BOSTON – Austin Czarnik is off to a good start at Bruins training camp.

He’s got points in each of the first two exhibition games and just the fact that he’s cracked the B’s lineup in both games tells you that the coaching staff wants to get a long, good look at the undersized forward.

But the 5-foot-9, 167-pound Czarnik brings more than simply a touch of the Napoleon complex after always being told that he was too small to make it to the elite levels of hockey. The 23-year-old clearly can score after posting 20 goals and 61 points in his first pro season in the AHL in Providence last season. He plays with heart, energy and a dogged determination when he’s hunting pucks on the fore-check.

But former P-Bruins head coach and current B’s assistant coach Bruce Cassidy says that Czarnik also brings something a little extra that New England Patriots fans will certainly appreciate.

“As far as being a player goes, he would be, to me, that [Bill] Belichick-type player that you could use in a lot of different situations,” said Cassidy, in clear reference to intelligent utility guys Troy Brown, Danny Woodhead, Julian Edelman and others that all filled different roles in their time with New England.

“He’s got a very, very high IQ, he’s a quick learner and very coachable,” Cassidy said. “So, he’s a guy you can move around, and he can play with different players. He can play on the penalty kill, he’s good on the power play and especially on the point.

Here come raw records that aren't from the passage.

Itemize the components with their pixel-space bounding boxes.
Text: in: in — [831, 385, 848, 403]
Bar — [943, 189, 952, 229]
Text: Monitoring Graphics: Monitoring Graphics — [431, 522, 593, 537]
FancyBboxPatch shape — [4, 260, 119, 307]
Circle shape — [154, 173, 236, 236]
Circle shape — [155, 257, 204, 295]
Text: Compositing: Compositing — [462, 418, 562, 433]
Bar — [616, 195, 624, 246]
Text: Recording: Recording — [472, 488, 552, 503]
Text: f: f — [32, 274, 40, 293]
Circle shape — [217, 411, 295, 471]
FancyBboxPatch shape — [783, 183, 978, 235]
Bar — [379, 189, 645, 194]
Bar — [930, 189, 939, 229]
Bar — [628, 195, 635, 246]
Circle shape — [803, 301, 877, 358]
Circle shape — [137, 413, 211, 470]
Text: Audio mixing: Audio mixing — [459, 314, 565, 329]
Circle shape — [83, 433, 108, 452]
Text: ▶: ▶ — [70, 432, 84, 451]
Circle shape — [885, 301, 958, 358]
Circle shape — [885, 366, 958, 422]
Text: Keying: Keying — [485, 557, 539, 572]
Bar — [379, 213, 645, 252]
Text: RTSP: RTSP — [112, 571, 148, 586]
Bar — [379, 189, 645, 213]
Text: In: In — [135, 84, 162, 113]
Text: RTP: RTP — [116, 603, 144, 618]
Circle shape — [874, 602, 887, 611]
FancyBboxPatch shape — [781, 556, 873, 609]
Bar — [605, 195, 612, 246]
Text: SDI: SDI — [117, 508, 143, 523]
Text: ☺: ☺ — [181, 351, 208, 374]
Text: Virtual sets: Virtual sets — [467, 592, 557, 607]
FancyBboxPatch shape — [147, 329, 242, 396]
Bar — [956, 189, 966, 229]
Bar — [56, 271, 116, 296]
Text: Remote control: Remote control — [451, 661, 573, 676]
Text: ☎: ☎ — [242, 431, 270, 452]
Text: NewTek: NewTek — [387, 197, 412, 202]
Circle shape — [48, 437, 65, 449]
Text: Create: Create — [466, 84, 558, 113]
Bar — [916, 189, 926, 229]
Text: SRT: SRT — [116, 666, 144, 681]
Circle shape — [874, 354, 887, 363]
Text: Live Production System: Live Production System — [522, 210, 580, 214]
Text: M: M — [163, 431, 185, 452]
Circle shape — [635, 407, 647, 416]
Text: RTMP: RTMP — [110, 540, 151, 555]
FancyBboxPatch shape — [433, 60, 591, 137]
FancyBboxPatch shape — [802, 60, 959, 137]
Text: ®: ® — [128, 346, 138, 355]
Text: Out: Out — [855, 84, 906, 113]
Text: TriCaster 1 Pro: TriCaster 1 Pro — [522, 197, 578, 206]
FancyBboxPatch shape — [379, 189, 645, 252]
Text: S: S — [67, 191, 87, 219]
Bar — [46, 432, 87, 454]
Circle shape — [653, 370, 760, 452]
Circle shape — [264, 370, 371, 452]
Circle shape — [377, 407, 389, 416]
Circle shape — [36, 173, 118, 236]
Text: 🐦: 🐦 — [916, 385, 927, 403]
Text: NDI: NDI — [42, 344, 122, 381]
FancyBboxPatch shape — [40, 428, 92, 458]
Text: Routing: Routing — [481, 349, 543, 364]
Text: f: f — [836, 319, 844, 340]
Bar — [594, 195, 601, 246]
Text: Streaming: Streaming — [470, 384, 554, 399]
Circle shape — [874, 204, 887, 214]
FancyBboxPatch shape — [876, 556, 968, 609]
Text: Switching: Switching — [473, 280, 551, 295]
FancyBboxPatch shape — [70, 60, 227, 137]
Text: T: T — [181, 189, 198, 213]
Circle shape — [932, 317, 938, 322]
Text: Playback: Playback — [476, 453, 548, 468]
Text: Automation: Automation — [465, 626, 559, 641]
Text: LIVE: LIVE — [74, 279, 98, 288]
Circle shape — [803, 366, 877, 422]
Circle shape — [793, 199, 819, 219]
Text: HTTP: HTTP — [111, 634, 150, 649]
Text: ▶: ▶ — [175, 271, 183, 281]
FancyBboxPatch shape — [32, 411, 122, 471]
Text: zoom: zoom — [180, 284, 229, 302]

“So there are a lot of different things. I think from night-to-night if you wanted to, you could move him around in your lineup and he could be effective for you. I know he’s a center, but it would be interesting to see if he could play the wing and be effective. That’s something we haven’t really seen. Is that something we maybe attempt down the road? I don’t know. I don’t want to speak out of turn, but it wouldn’t surprise me if he could handle it. He even played for us 6-on-5 as a defenseman with the goalie out. He’s just a smart player, and he understands the game very, very well.”

So, Czarnik is off to a good start in training camp with the Bruins, but we also saw the same thing from him last year as a rookie to pro hockey. 

Now, it’s about seeing whether a smaller player can finish strong as the competition heightens deeper into the preseason, and perhaps he can bring that versatility and feistiness to the NHL level in Boston.